Woo hoo... finished my exams... my last and final paper!!! Woo hooo!!!!
Well, actually I finished my exams last week le... now only blog about it... a bit slow reaction, I know... sorree la... kekeke...
I just came back to my home this evening actually... spent the time in Kuantan with my friends and my baby boy before coming back...
... also, last night, I joined a fashion show for the very first time! Not the type that is just for the college or dinners... but the type that is actually right smack in the middle of a shopping mall where the whole wide world is there to see you... it was damn scary and I was so nervous...
that was supposed to be the night of my life... but it was also the saddest night too... baby din show up for my "walk"!
He kept asking me for the whole week, "what time is your show? what time is your show?" and I kept telling him, "8 pm, 8 pm, 8 pm!" Tell so many times ady, you'd think he'd remember, he'd get it through his thick skull to be there BY EIGHT PM!!! Right? WRONG!
What does he do??? I'll tell you... He had the nerve to go out for dinner at fucking 7.30pm with his FRIENDS. I was on stage walking, dam nervous and kept looking for his face, to assure me that I'm doing great and that he's with my all the time... and what does he do? He doesn't fucking show up!

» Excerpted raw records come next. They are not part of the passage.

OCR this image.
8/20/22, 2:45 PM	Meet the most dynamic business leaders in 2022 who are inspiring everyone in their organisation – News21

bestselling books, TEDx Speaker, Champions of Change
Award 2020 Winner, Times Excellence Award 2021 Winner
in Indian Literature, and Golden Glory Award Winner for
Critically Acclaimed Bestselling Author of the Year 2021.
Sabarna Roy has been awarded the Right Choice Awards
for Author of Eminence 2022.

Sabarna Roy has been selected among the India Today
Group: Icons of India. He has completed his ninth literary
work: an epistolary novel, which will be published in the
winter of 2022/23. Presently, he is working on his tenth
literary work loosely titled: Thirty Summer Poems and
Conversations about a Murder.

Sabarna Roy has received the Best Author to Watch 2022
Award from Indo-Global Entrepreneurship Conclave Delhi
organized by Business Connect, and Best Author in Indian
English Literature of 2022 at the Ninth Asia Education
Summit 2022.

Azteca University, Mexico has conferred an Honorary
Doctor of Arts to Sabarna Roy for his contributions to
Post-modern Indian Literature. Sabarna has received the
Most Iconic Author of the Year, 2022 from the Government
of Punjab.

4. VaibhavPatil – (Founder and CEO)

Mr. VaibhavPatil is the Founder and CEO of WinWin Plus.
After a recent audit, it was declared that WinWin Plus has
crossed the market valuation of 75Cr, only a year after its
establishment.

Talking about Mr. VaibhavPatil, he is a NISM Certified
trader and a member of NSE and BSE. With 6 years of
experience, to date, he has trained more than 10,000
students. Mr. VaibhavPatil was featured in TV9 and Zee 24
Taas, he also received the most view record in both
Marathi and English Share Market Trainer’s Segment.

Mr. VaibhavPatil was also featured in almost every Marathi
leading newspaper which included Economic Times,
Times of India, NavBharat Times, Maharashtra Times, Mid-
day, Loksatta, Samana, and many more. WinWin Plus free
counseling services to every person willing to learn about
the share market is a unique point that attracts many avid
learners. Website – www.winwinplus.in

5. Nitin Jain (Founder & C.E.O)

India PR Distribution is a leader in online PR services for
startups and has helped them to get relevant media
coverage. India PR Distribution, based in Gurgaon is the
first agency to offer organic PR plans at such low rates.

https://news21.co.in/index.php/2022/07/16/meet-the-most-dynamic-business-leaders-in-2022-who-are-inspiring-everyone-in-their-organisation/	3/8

When the show ended at 8.45pm, I thought maybe I just din see him there, but he's somewhere out there looking at me... so I called him... turns out... HE WAS JUST ON THE WAY OVER!!! I was fucking steaming ady... I was so angry, so pissed off and so disappointed in him... this isn't the first time he did something like that to me... in fact, I cannot remember how many times he treated me like that... I just cried on the spot, right in the middle of the mall...
And as if it wasn't enough, he asked me to go out with my friends and only look for him when I wanna see him!! WTF!?? You make me mad and when I told u not to look for me, you actually dun even bother to look for me, talk to me like you din do anything wrong and all those shite?!!
Am I even worth anything to you? What do you take me as? How important am I to you?
It makes me think, juggle with the thought of whether we should carry on being together... cos when all I do is put him first, he seems to put me last... when he can treat me like a princess during our first few months together... doing little stuff and romantic gestures for me without me asking for them... and now, he just does stuff like that to me to make me feel unloved and neglected...
Even HE himself verbally voiced out that he has not been treating me the same as when we first got together! He said himself that he has not been giving me the attention I deserved. Unlike before. And also, he keeps mentioning "rethinking our relationship" and "break up" everytime we fight or argue when he promised me that he would be with me no matter what, would not even think of breaking up with me and leaving me and that he does not wanna be without me... And after all that, this is what he gives me...
How can I carry on with him as if nothing happened when this reality is starting to take over the wonderful time we spent together... what happens to all the stuff I gave up and did just for him? Does it all mean nothing?
I am so lost now... it really hurts... it breaks my heart to be treated like that... I thought he knew better... I thought he was different than the others... but I guess I was wrong...
How do you mend this hole in my heart? Why do I love him so much?